Other African presidents have entered office with equally positive messages and perhaps even the intention of being effective and accountable heads of state. If Chakwera can turn his promises into reality, Malawi will be the better for them, and Africa will have a rare victory for representative democracy.

Mixed messages
Ramaphosa and Chakwera, and the democratic series of presidents of Botswana and Ghana, may be exceptional outliers in sub-Saharan Africa, just as autocrats such as those in Equatorial Guinea, Niger, Gabon and the other countries discussed in this article, may be extreme examples of sub-Saharan Africa’s oscillation between high-handed denials of human rights and civil liberties and polities in which political participation and good governance are the norms. As, across the sub-continent, the middle class grows, as educational opportunity advances, and as mobile connections to the rest of the globe grow stronger, so the practices of the outliers should become more common everywhere. As Africa slowly emerges from the coronavirus pandemic, the middle class will want such improvements more and more.

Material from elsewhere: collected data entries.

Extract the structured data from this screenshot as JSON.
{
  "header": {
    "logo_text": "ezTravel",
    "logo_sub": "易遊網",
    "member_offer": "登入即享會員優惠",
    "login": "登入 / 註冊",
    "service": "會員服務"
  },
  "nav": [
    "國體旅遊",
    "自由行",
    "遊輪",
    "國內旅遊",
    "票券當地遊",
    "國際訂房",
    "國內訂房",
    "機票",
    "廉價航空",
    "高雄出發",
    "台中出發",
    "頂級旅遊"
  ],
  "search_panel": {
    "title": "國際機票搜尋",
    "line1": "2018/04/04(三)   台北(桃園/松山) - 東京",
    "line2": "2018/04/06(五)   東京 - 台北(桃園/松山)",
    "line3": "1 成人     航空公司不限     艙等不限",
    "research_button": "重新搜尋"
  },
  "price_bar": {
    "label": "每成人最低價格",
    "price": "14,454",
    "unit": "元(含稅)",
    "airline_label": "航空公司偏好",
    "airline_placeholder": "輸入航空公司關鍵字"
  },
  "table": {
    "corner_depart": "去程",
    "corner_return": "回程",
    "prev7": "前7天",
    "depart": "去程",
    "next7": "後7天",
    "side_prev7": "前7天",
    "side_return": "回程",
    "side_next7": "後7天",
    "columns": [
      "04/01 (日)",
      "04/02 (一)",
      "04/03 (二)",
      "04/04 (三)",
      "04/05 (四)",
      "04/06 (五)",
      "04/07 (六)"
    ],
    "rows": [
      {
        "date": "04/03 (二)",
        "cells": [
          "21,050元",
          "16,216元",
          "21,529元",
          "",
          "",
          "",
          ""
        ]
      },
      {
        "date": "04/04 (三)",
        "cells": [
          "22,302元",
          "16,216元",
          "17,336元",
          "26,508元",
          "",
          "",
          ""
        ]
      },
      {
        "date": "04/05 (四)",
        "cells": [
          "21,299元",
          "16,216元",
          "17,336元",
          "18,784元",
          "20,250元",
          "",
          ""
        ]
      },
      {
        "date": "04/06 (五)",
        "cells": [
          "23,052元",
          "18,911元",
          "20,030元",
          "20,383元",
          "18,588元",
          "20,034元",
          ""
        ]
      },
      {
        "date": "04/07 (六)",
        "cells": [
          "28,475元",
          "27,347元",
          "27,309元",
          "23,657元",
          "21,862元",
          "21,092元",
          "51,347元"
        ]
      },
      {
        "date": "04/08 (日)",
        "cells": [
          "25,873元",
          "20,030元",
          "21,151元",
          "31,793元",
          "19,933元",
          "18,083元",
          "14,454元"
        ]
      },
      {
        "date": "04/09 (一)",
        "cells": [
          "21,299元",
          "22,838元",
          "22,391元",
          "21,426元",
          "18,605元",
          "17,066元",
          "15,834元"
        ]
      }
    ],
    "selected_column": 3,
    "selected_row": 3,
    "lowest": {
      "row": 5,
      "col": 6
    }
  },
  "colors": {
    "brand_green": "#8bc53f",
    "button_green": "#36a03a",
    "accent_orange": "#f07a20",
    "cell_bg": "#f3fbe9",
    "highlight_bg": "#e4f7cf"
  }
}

Robert I. Rotberg is the founding director of Harvard Kennedy School’s Program on Intrastate Conflict and was Fulbright Distinguished Professor at Carleton and Waterloo universities. He wrote The Corruption Cure (Princeton University Press, 2017) and published Anticorruption (MIT Press) and Things Come Together: Africans Achieving Greatness in the Twenty-first Century (Oxford University Press) in August.